We run farther to run faster. We run farther to prepare for epic races – 100 miler anyone? We run farther because we love running. In this article, Team RunRun shares their tips on how you can increase your weekly running mileage while staying healthy, and enjoying the process of working toward your big running goals. 

  1. The 10 Percent Rule

The “10 Percent Rule” is a commonly quoted guideline for increasing running volume that states you should not increase your weekly mileage by more than 10% over the previous week’s mileage. Following this guideline, if you are running 30 miles per week and would like to increase your mileage the next week, you should increase by 3 miles and run 33 miles the following week. While the 10 Percent Rule is oft repeated, it is too general to be used for every runner in every situation and there are other methods that should also be considered. Runners who might find the most benefit from following a 10% weekly mileage increase are runners who are currently running about 30 to 60 miles per week and are looking to reach new personal mileage records. For lower mileage runners, a 10% jump from 10 miles in a week to 11 miles is not significant enough to make a meaningful difference. If your highest volume is 60 miles in a week and you jump to 66 miles and then 73 miles the next week and 80 miles the following week, that jump from 60 miles to 80 miles in a 3 week span might be too much.

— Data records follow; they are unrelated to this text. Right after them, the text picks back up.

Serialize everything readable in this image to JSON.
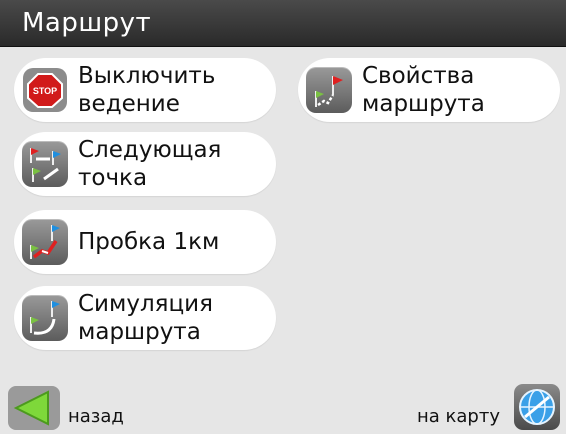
{
  "header": {
    "title": "Маршрут"
  },
  "menu": {
    "stop_guidance": {
      "line1": "Выключить",
      "line2": "ведение",
      "icon": "stop-sign-icon"
    },
    "route_properties": {
      "line1": "Свойства",
      "line2": "маршрута",
      "icon": "route-flags-icon"
    },
    "next_point": {
      "line1": "Следующая",
      "line2": "точка",
      "icon": "next-point-flags-icon"
    },
    "traffic_jam": {
      "label": "Пробка 1км",
      "icon": "traffic-jam-icon"
    },
    "simulation": {
      "line1": "Симуляция",
      "line2": "маршрута",
      "icon": "route-simulation-icon"
    }
  },
  "footer": {
    "back_label": "назад",
    "to_map_label": "на карту",
    "back_icon": "back-arrow-icon",
    "map_icon": "globe-icon"
  },
  "colors": {
    "background": "#e6e6e6",
    "titlebar": "#333333",
    "button": "#ffffff",
    "icon_tile": "#7a7a7a",
    "flag_red": "#e02020",
    "flag_blue": "#1e8fe0",
    "flag_green": "#7ac142"
  }
}
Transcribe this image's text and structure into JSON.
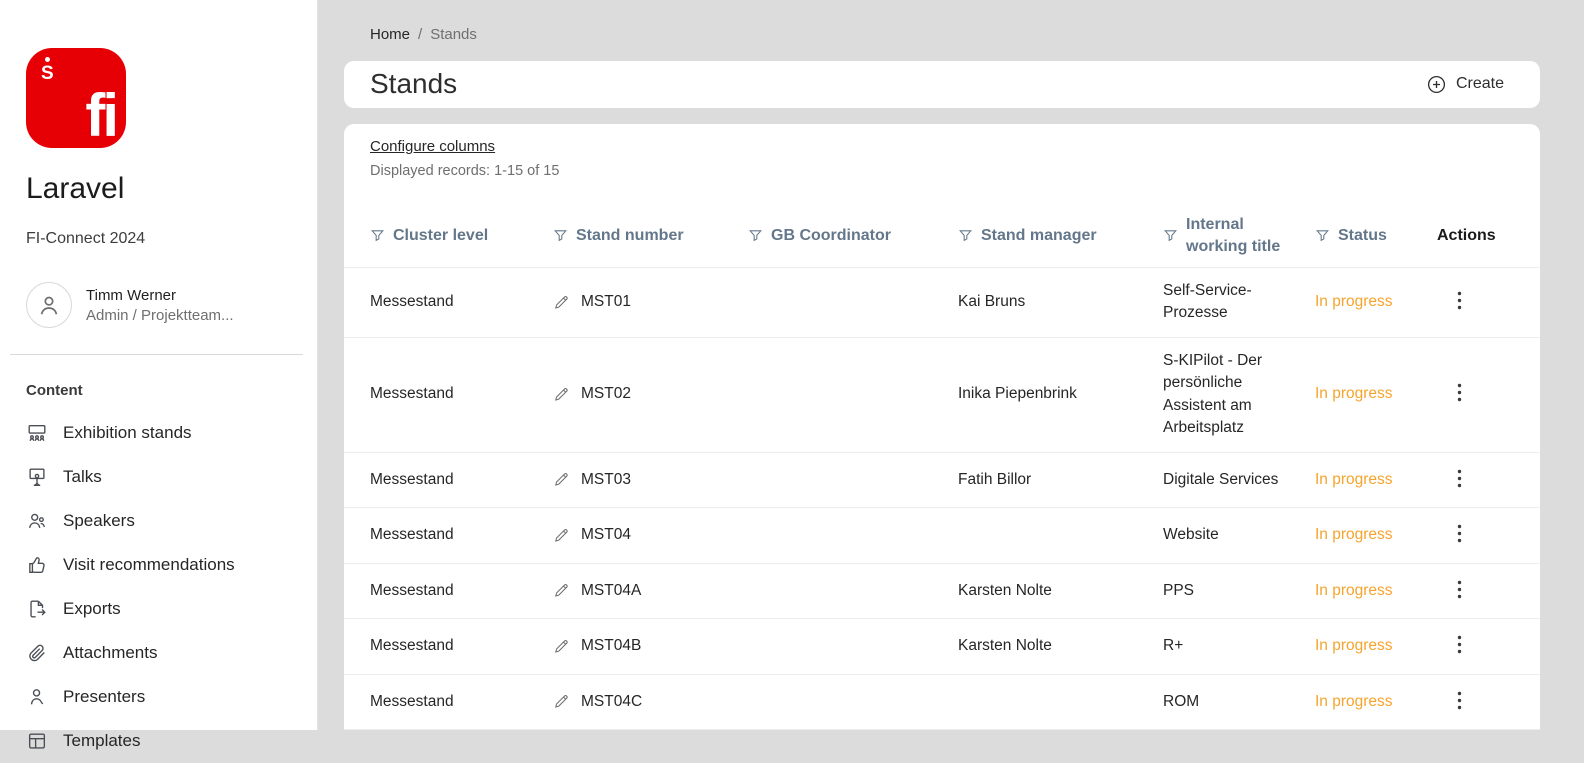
{
  "colors": {
    "brand_red": "#e60005",
    "status_orange": "#f5a42d",
    "window_bg": "#dcdcdc",
    "header_text": "#64778a"
  },
  "sidebar": {
    "logo": {
      "mark": "S",
      "text": "fi"
    },
    "app_title": "Laravel",
    "subtitle": "FI-Connect 2024",
    "user": {
      "name": "Timm Werner",
      "role": "Admin / Projektteam..."
    },
    "section": "Content",
    "items": [
      {
        "label": "Exhibition stands",
        "icon": "exhibition-stands-icon"
      },
      {
        "label": "Talks",
        "icon": "talks-icon"
      },
      {
        "label": "Speakers",
        "icon": "speakers-icon"
      },
      {
        "label": "Visit recommendations",
        "icon": "thumbs-up-icon"
      },
      {
        "label": "Exports",
        "icon": "export-icon"
      },
      {
        "label": "Attachments",
        "icon": "paperclip-icon"
      },
      {
        "label": "Presenters",
        "icon": "presenter-icon"
      },
      {
        "label": "Templates",
        "icon": "templates-icon"
      }
    ]
  },
  "breadcrumb": {
    "home": "Home",
    "separator": "/",
    "current": "Stands"
  },
  "page": {
    "title": "Stands",
    "create_label": "Create"
  },
  "table": {
    "configure_columns_label": "Configure columns",
    "records_info": "Displayed records: 1-15 of 15",
    "columns": [
      {
        "label": "Cluster level",
        "filterable": true
      },
      {
        "label": "Stand number",
        "filterable": true
      },
      {
        "label": "GB Coordinator",
        "filterable": true
      },
      {
        "label": "Stand manager",
        "filterable": true
      },
      {
        "label": "Internal working title",
        "filterable": true
      },
      {
        "label": "Status",
        "filterable": true
      },
      {
        "label": "Actions",
        "filterable": false
      }
    ],
    "rows": [
      {
        "cluster_level": "Messestand",
        "stand_number": "MST01",
        "gb_coordinator": "",
        "stand_manager": "Kai Bruns",
        "internal_working_title": "Self-Service-Prozesse",
        "status": "In progress"
      },
      {
        "cluster_level": "Messestand",
        "stand_number": "MST02",
        "gb_coordinator": "",
        "stand_manager": "Inika Piepenbrink",
        "internal_working_title": "S-KIPilot - Der persönliche Assistent am Arbeitsplatz",
        "status": "In progress"
      },
      {
        "cluster_level": "Messestand",
        "stand_number": "MST03",
        "gb_coordinator": "",
        "stand_manager": "Fatih Billor",
        "internal_working_title": "Digitale Services",
        "status": "In progress"
      },
      {
        "cluster_level": "Messestand",
        "stand_number": "MST04",
        "gb_coordinator": "",
        "stand_manager": "",
        "internal_working_title": "Website",
        "status": "In progress"
      },
      {
        "cluster_level": "Messestand",
        "stand_number": "MST04A",
        "gb_coordinator": "",
        "stand_manager": "Karsten Nolte",
        "internal_working_title": "PPS",
        "status": "In progress"
      },
      {
        "cluster_level": "Messestand",
        "stand_number": "MST04B",
        "gb_coordinator": "",
        "stand_manager": "Karsten Nolte",
        "internal_working_title": "R+",
        "status": "In progress"
      },
      {
        "cluster_level": "Messestand",
        "stand_number": "MST04C",
        "gb_coordinator": "",
        "stand_manager": "",
        "internal_working_title": "ROM",
        "status": "In progress"
      }
    ]
  }
}
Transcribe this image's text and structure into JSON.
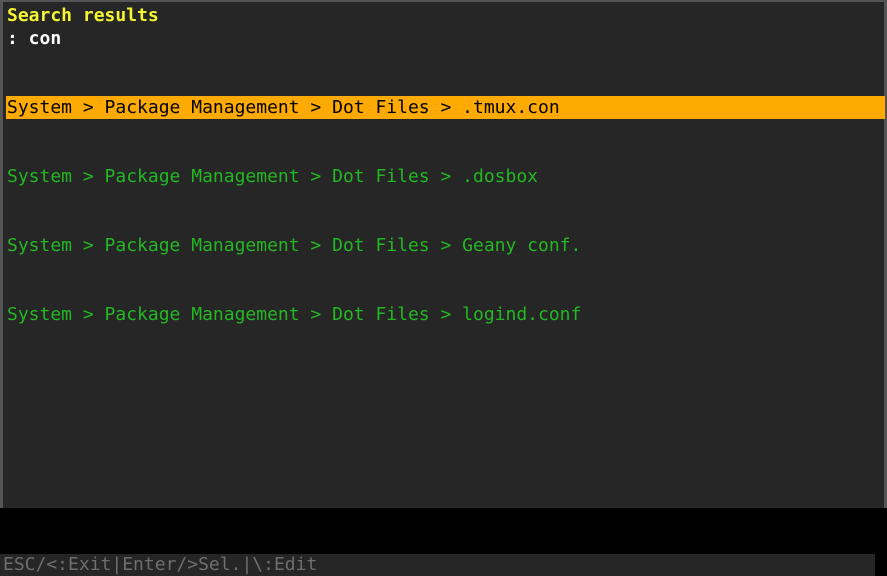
{
  "header": {
    "title": "Search results",
    "query": ": con"
  },
  "results": [
    {
      "label": "System > Package Management > Dot Files > .tmux.con",
      "selected": true
    },
    {
      "label": "System > Package Management > Dot Files > .dosbox",
      "selected": false
    },
    {
      "label": "System > Package Management > Dot Files > Geany conf.",
      "selected": false
    },
    {
      "label": "System > Package Management > Dot Files > logind.conf",
      "selected": false
    }
  ],
  "statusbar": {
    "esc": "ESC/<:Exit",
    "sep1": "|",
    "enter": "Enter/>Sel.",
    "sep2": "|",
    "edit": "\\:Edit"
  },
  "colors": {
    "title": "#f5f532",
    "result_text": "#23b723",
    "selected_bg": "#ffaa00",
    "panel_bg": "#262626"
  }
}
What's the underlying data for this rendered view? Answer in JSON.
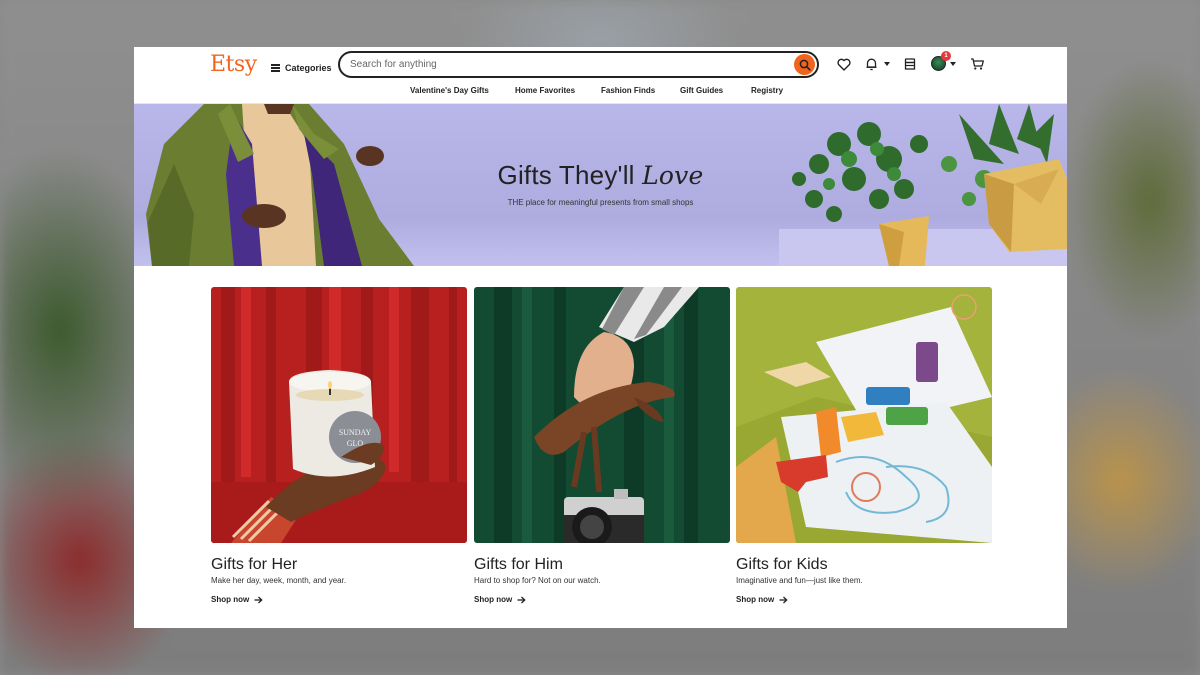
{
  "header": {
    "logo": "Etsy",
    "categories_label": "Categories",
    "search_placeholder": "Search for anything",
    "notification_count": "1"
  },
  "nav": {
    "items": [
      {
        "label": "Valentine's Day Gifts"
      },
      {
        "label": "Home Favorites"
      },
      {
        "label": "Fashion Finds"
      },
      {
        "label": "Gift Guides"
      },
      {
        "label": "Registry"
      }
    ]
  },
  "hero": {
    "title_main": "Gifts They'll",
    "title_italic": "Love",
    "subtitle": "THE place for meaningful presents from small shops"
  },
  "cards": [
    {
      "title": "Gifts for Her",
      "description": "Make her day, week, month, and year.",
      "link": "Shop now",
      "candle_label": "SUNDAY GLO"
    },
    {
      "title": "Gifts for Him",
      "description": "Hard to shop for? Not on our watch.",
      "link": "Shop now"
    },
    {
      "title": "Gifts for Kids",
      "description": "Imaginative and fun—just like them.",
      "link": "Shop now"
    }
  ],
  "icons": {
    "menu": "hamburger-icon",
    "search": "search-icon",
    "favorites": "heart-icon",
    "notifications": "bell-icon",
    "shop": "shop-icon",
    "cart": "cart-icon",
    "link_arrow": "arrow-right-icon"
  },
  "colors": {
    "brand": "#f1641e",
    "hero_bg": "#b9b7ea",
    "badge": "#e33b3b"
  }
}
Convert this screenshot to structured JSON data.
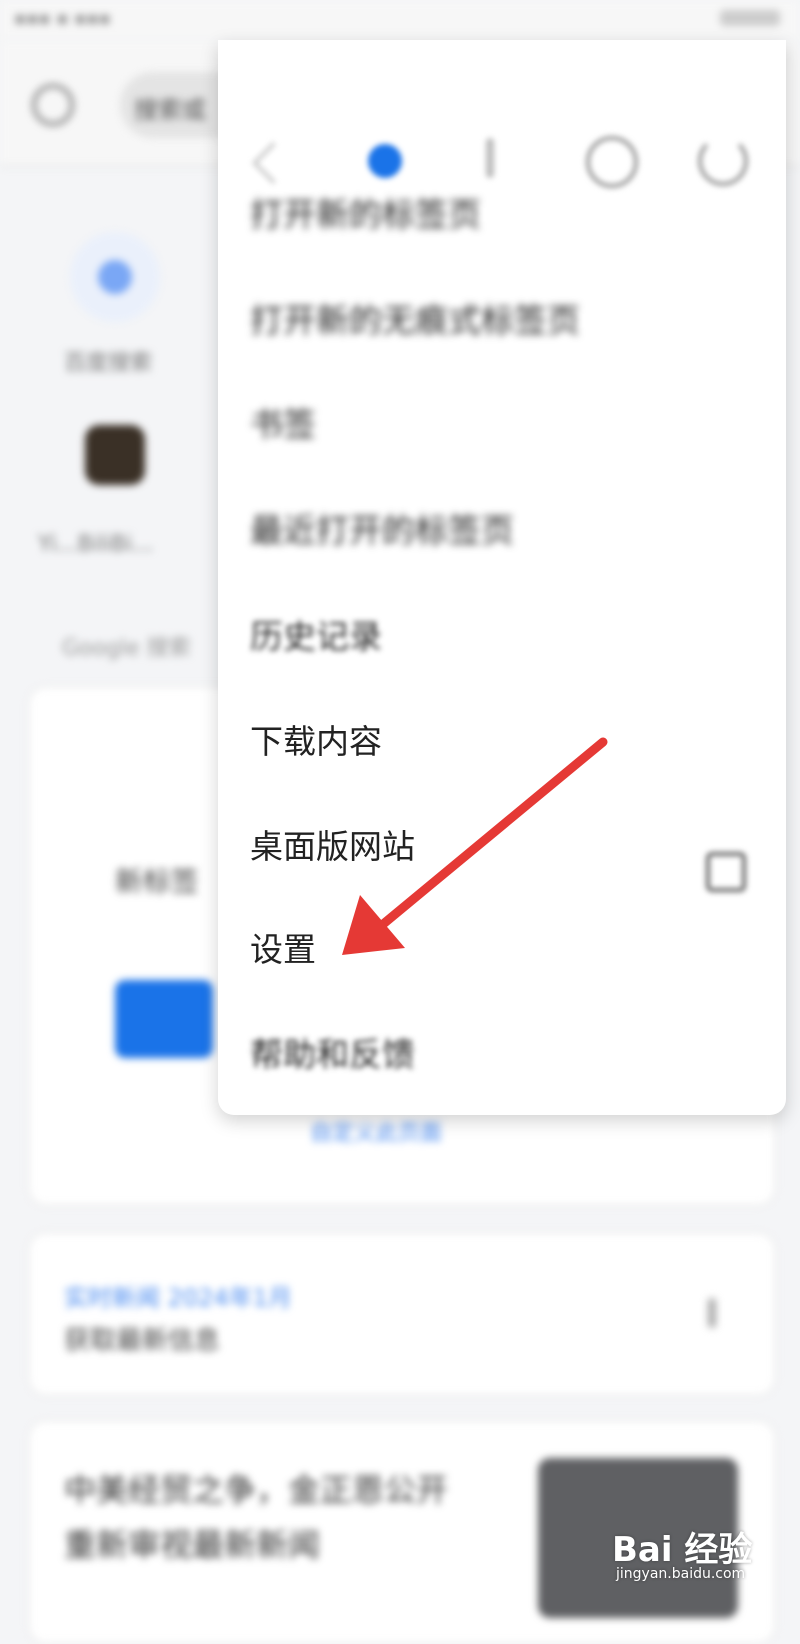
{
  "menu": {
    "items": [
      {
        "label": "打开新的标签页"
      },
      {
        "label": "打开新的无痕式标签页"
      },
      {
        "label": "书签"
      },
      {
        "label": "最近打开的标签页"
      },
      {
        "label": "历史记录"
      },
      {
        "label": "下载内容"
      },
      {
        "label": "桌面版网站"
      },
      {
        "label": "设置"
      },
      {
        "label": "帮助和反馈"
      }
    ],
    "desktop_site_checked": false
  },
  "toolbar": {
    "omnibox_text": "搜索或"
  },
  "page": {
    "shortcut_labels": [
      "百度搜索",
      "Yi...BiliBi..."
    ],
    "section_label": "Google 搜索",
    "card_title": "新标签",
    "link_text": "自定义此页面",
    "news_source": "实时新闻 2024年1月",
    "news_title": "获取最新信息",
    "article_text_1": "中美经贸之争，金正恩公开",
    "article_text_2": "重新审视最新新闻"
  },
  "watermark": {
    "brand": "Bai 经验",
    "url": "jingyan.baidu.com"
  },
  "colors": {
    "accent": "#1a73e8",
    "arrow": "#e53935"
  }
}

Like the story of Goldilocks and the Three Bears, if you are striving for a new weekly mileage best and you are running between 30 and 60 miles per week, you might find the 10 Percent Rule to be just right.

Coach Georgia Porter, 28th at the 2020 US Olympic Marathon Trials, building up her high mileage like a boss
  1. Increase mileage based on the number runs per week

Dr. Jack Daniels, coach, physiologist, and author of Daniels’ Running Formula, advises runners to increase their weekly mileage by as many miles as the number of runs they do each week. Following this guideline, if you are running 5 times per week, you should increase your mileage by 5 miles; however, Daniels cautions against increasing your mileage by more than 10 miles at one time. Because it takes the human body about 14 to 28 days to adapt to a new stimulus, Daniels also suggests maintaining the same volume of running for 3 to 4 weeks before increasing mileage rather than increasing each week. An exception to this guideline for building mileage is if you are currently at a lower volume, maybe you have been taking a couple weeks off after a goal race (or to drink copious amounts of eggnog and devour cookies during the holidays), but you are increasing back to a previous volume that you have trained at within the last 6 weeks. In this scenario, if you have been running 60 miles per week and took two weeks off, you might be able to safely jump from 0 miles to 30 to 45 and then 60 in just a 3 week period. As you become more experienced with a certain level of training, your body doesn’t need as long to re-adapt to that level of training. 

  1. Hire a coach to help

Many runners who hit a wall in progressing their training find a lot of value from hiring a running coach. A coach can help assess where you are currently with your fitness and how to safely and logically progress you towards your running goals. Because every runner is a unique individual, there is not a general rule for increasing mileage that is universally applicable to all runners. There are times that a coach might apply the 10 Percent Rule or increase your mileage based on the number of days per week you are running, if those methods are appropriate for you as an athlete. However, a coach might also oscillate your mileage in other patterns based on your experience level, goals, lifestyle constraints, and adaption to the overall training program. A coach acts as an expert sounding board who can help you determine when to push your training and when to pull back the reins. Because a coach works with you as an individual athlete, hiring a coach might be a cost-effective way to ensure that you can safely increase your training volume. And you might just run faster than a speeding bullet, more powerful than a locomotive, be able to leap tall buildings in a single bound… Okay, more likely just improve an immense amount, but you get the point!

fresno running coach
Coach CJ Albertson at the 2020 US Olympic Trials. Photo: Lucas Larson at Heartbreak Hill Running Company

Running is an incredible sport full of amazing people with goals that range from running their first 5K to completing a 100-mile trail race and everything in between. Whether you increase your mileage by 10% weekly, maintain the same mileage for 3 weeks and then increase based on the number of days per week you are running, or you hire a coach to create an individualized progression for you, we want you to be able to show up to the start line healthy, fit, and ready to run your best. Making smart and measured jumps to safely increase your mileage will give you the best odds of having a wonderful running experience!